Saturday, February 12, 2005

FREEDOM FROM BIBLICISM

(Note: I do believe that the Bible is the inerrant Word of God. However, as this writer has inferred, many use it as a "Book of Rules", which so often leads to bondage.)

By: Robert D. Brinsmead

Bible stock photo, titled - Two Hands Together In Prayer Over A BibleLiving under the bondage of the law rather than in the freedom of the Spirit can assume many forms.

In our time, living under the law may assume the form of biblicism. Many suppose that the evangelical faith stands or falls on the matter of biblical inerrancy ­ meaning that the very letter of Holy Scripture is without any error in everything it affirms, including theology, history, ethics, geography, biology and chronology.

The great danger of biblicism is that, instead of being used solely in the service of the gospel, the Bible becomes a book of rules about many other issues. Christians may become enslaved to the Bible just as the Jews became enslaved to the Torah ­ their Holy Scripture (John 10:34,35). Just as the Jews barricaded themselves behind the letter of the Torah to oppose Jesus, so we may easily barricade ourselves behind the letter of a supposedly inerrant Scripture to oppose the gospel's festival of freedom.

There can be a false faith in the bible. In the proper spiritual sense faith is an act of real worship which should be rendered solely to the Creator (John 9:35-38). Saving faith is not faith in the Bible (for even the Christ-denying Pharisees trusted in the Bible ­ John 5:39) but faith in Jesus (Rom. 3:22-26). While Catholics have been particularly susceptible to ecclesiology ­ the worship of the church ­ Protestants have been disposed toward bibliolatry ­ the worship of the Bible.

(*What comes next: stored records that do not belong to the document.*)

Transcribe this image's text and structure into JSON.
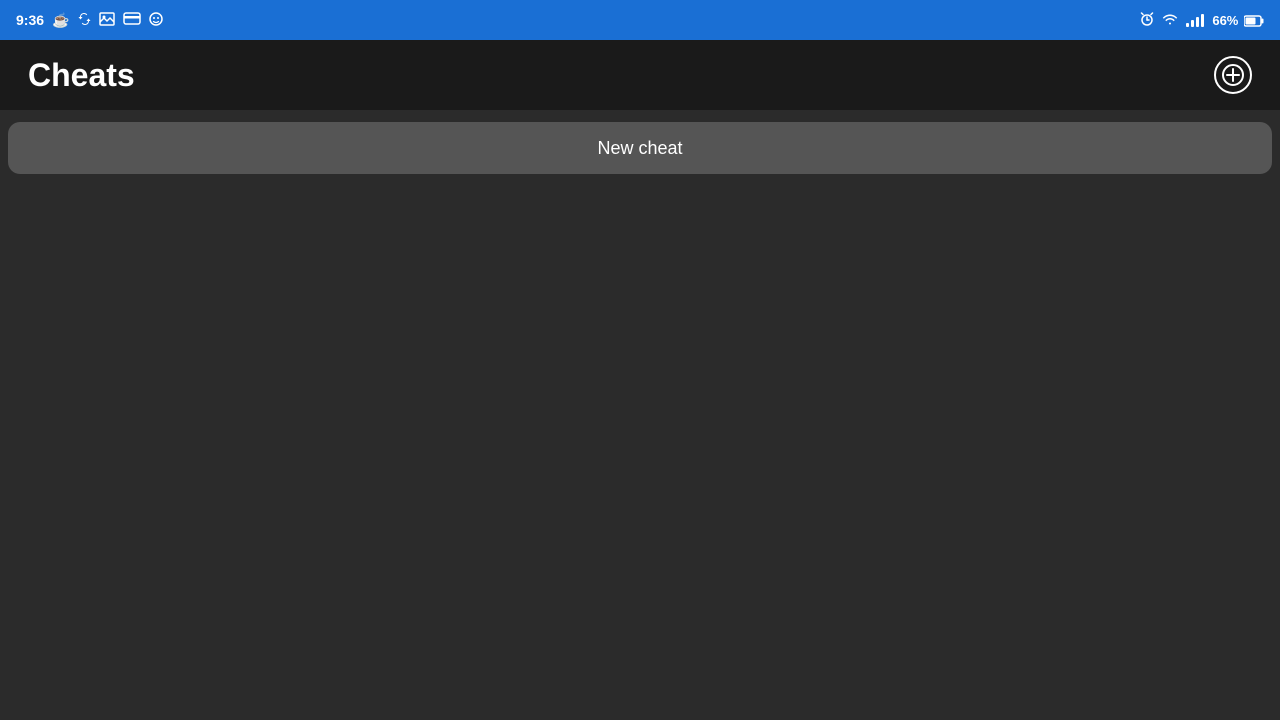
{
  "status_bar": {
    "time": "9:36",
    "battery_percent": "66%",
    "icons_left": [
      "clock-alarm-icon",
      "sync-icon",
      "image-icon",
      "card-icon",
      "face-icon"
    ],
    "icons_right": [
      "alarm-icon",
      "wifi-icon",
      "signal-icon",
      "battery-icon"
    ]
  },
  "header": {
    "title": "Cheats",
    "add_button_label": "+"
  },
  "content": {
    "new_cheat_button_label": "New cheat"
  }
}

The purpose of all Scripture is to bear witness to Christ (John 5:39; 20:31). The Bible in itself is not the Word of God. The Word of God is a person (John 1:1). Neither does the Bible have life, power or light in itself any more than did the Jewish Torah. These attributes may be ascribed to the Bible only by virtue of its relationship to Him who is Word, Life, Power and Light. Life is not in the book, as the Pharisees supposed, but only in the Man of the book (John 5:39).

The Bible is therefore to be valued because of its testimony to Jesus Christ. The Bible is absolutely trustworthy and reliable for the purpose it was given. It is designed to make us "wise for salvation through faith in Christ Jesus" (2 Tim. 3:15), not wise on such subjects as science, history and geography ­ which it is our responsibility to learn through general revelation.

That which makes the Bible the Bible is the gospel. That which makes the Bible the Word of God is its witness to Christ. When the Spirit bears witness to our hearts of the truth of the Bible, this is an internal witness concerning the truth of the gospel. We need to be apprehended by the Spirit, who lives in the gospel, and then judge all things by that Spirit ­ even the letter of Scripture.

If we do not allow the Bible to be the Word of God ­ the bearer of the gospel ­ it might be better to follow Luther's advice to read some other book. For if the Bible is not used in the service of the gospel, it may either find people mad or make them mad.

We must stop using the Bible as though it were a potpourri of inerrant proof-texts by which we can bring people into bondage to our religious traditions. (For in practice the only inerrancy we ever defend is the inerrancy of our religious traditions and our way of reading the Bible.) We must no longer use the Bible as the Pharisees used the Torah when they gave it absolute and final status. Christian biblicism is no different from Jewish legalism. It is the old way of the letter, not the new way of the Spirit (Rom. 7:6).

Jesus and Paul declare that apart from the Spirit we cannot understand the truth (John 16:13; I Cor. 2:14). This means that unless we are caught up in the Spirit of the gospel, we cannot understand or use the Bible correctly. Apart from the gospel the Bible is letter (gramma), not Spirit (pneuma). "The letter kills, but the Spirit gives life. Now the Lord is the Spirit, and where the Spirit of the Lord is, there is freedom" (II Cor. 3:6,17).

(Brinsmead, Robert D. "A Freedom from Biblicism" in The Christian Verdict, Essay 14, 1984. Fallbrook: Verdict Publications. Pgs. 9-14).